Le comte se mit debout avec difficulté, avança sur sa canne jusqu’à l’immense cheminée de pierre et y lança deux grosses bûches. Le vieil homme avait encore de la force, assez au moins pour décider de ce mariage insolite entre les deux quasi-nonagénaires, plus de soixante ans après leur première union.
— Rien de choquant à ce mariage ? dit-il en les rejoignant.
— Au contraire, répondit Adamsberg. J’y viendrai même volontiers, si vous m’invitez.
— Vous en serez, commissaire, si vous la sortez de là. Et vous allez le faire. Léo m’a appelé une heure avant son assassinat. Elle était ravie de sa soirée avec vous, son opinion me suffit. Il y a du destin là-dedans, si vous me pardonnez cette appréciation un peu simple. Nous sommes tous un peu fatalistes, nous qui vivons près du chemin de Bonneval. C’est vous, et vous seul, qui avez pu la sortir de son aphasie, la faire parler.
— Trois mots seulement.
— Je les connais. Vous étiez à son chevet depuis combien de temps ?
— Presque deux heures, je crois.
— Deux heures à lui parler, à la coiffer, à tenir sa joue. Je le sais. Ce que je vous demande, c’est d’y être dix heures par jour, quinze si nécessaire. Jusqu’à ce que vous la remontiez vers vous. Vous y parviendrez, commissaire Adamsberg.
Le comte s’interrompit, et son regard balaya lentement les murs de la pièce.
— Et si oui, je vous donnerai ceci, dit-il en pointant négligemment sa canne vers un petit tableau accroché près de la porte. Il est fait pour vous.
Danglard sursauta et examina la toile. Un fin cavalier posant devant un paysage de montagne.
— Approchez-vous, commandant Danglard, dit Valleray. Vous reconnaissez les lieux, Adamsberg ?
— Le pic des Gourgs Blancs, je pense.
— Exactement. Pas loin de chez vous, si je ne me trompe ?
— Vous êtes bien renseigné sur moi.
— Évidemment. Quand j’ai besoin de savoir quelque chose, j’y parviens généralement. C’est le reliquat, puissant, des privilèges. Comme je sais que vous vous attaquez au groupe Clermont-Brasseur.
— Non, monsieur le comte. Personne ne s’attaque aux Clermont, moi pas plus qu’un autre.
— Fin XVIe siècle ? demanda Danglard, penché sur le tableau. École de François Clouet ? ajouta-t-il plus bas, moins assuré.
— Oui, ou si l’on veut rêver, une œuvre du maître lui-même, qui aurait pour une fois lâché son fardeau de portraitiste. Mais nous n’avons pas d’élément certain pour assurer qu’il ait voyagé dans les Pyrénées. Néanmoins, il a peint Jeanne d’Albret, reine de Navarre, en 1570. Et peut-être dans sa ville de Pau.
Danglard revint s’asseoir, intimidé, son verre vide. Le tableau était une rareté, il valait une fortune, et Adamsberg ne paraissait pas en prendre conscience.

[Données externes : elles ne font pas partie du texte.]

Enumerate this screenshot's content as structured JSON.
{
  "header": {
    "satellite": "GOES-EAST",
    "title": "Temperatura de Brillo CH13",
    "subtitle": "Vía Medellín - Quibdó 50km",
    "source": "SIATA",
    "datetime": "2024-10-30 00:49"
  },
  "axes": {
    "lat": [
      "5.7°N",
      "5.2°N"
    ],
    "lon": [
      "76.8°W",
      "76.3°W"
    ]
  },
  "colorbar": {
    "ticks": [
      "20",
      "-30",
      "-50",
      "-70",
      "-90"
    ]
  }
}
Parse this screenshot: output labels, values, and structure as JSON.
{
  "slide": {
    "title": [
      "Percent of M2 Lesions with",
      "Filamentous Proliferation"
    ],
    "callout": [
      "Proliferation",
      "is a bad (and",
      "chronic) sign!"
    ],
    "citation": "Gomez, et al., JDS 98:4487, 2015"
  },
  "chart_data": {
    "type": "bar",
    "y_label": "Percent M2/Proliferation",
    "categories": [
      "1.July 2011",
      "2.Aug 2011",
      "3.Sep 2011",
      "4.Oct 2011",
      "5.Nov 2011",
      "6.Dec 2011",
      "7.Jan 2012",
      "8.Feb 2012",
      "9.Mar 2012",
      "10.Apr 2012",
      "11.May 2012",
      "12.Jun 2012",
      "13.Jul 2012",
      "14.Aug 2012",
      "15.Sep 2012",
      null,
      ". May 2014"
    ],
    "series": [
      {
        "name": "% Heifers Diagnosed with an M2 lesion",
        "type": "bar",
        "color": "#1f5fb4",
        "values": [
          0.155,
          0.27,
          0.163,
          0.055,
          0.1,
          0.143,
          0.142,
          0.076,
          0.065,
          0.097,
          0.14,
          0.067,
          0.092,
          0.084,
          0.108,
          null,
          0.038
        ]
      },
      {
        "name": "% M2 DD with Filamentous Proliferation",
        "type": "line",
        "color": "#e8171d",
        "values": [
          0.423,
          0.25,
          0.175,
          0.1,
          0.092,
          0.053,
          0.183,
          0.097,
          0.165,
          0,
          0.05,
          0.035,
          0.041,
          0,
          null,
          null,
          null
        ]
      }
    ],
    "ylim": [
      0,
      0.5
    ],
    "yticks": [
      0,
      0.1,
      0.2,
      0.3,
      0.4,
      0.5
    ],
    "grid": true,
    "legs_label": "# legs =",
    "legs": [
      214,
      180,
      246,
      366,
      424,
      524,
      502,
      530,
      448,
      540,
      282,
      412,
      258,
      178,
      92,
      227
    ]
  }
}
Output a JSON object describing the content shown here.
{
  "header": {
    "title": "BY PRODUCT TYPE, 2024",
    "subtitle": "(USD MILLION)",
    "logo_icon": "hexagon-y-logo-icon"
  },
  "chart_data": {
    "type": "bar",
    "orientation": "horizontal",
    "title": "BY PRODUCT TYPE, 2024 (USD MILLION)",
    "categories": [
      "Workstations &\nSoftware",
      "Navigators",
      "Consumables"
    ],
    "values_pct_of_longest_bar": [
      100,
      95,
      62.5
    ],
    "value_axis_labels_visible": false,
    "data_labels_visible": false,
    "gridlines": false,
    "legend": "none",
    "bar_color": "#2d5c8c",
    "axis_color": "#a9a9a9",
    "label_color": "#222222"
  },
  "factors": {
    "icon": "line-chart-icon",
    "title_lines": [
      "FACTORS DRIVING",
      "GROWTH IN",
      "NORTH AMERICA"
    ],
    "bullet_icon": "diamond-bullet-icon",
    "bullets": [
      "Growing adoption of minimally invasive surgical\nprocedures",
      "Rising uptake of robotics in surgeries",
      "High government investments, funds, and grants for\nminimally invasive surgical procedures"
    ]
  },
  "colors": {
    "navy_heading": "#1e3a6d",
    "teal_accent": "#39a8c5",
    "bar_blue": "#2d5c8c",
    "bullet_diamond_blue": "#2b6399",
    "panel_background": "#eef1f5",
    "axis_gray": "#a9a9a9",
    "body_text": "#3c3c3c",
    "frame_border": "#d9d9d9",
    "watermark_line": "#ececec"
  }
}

— Resservez-vous, commandant. Me déplacer m’est un peu difficile. Et emplissez mon verre aussi. Ce n’est pas souvent qu’un tel espoir entre dans ma maison.
Adamsberg ne regardait pas le tableau, ni Danglard ni le comte. Il pensait au mot machine, venu brusquement s’extirper de sa gangue, se cognant contre le Dr Merlan, puis contre le jeune homme en argile et l’image des doigts de Martin appliquant la mixture sur la peau de son frère.
— Je ne peux pas, dit-il. Je n’ai pas les capacités.
— Si, affirma le comte en tapant du bout de sa canne contre le parquet ciré, découvrant que le regard d’Adamsberg, qu’il trouvait déjà flou, semblait s’être éloigné dans les limbes.
— Je ne peux pas, répéta Adamsberg d’une voix lointaine. Je suis chargé d’enquête.
— Je parlerai à votre hiérarchie. Vous ne pouvez pas laisser tomber Léo.
— Non.
— Alors ?
— Je ne peux pas mais quelqu’un peut. Léo est vivante, Léo est consciente, mais tout est en panne. Je connais un homme qui répare ce genre de panne, ces pannes qui n’ont pas de nom.
— Un charlatan ? demanda le comte en haussant ses sourcils blancs.
— Un scientifique. Mais qui pratique sa science avec un talent inhumain. Qui remet des circuits en route, qui réoxygène le cerveau, qui remet des chats à la tétée, qui débloque des poumons figés. Un expert du mouvement de la machine humaine. Un maître. Ce serait notre seule chance, monsieur le comte.
— Valleray.
— Ce serait notre seule chance, Valleray. Il pourrait la tirer de là. Sans rien promettre.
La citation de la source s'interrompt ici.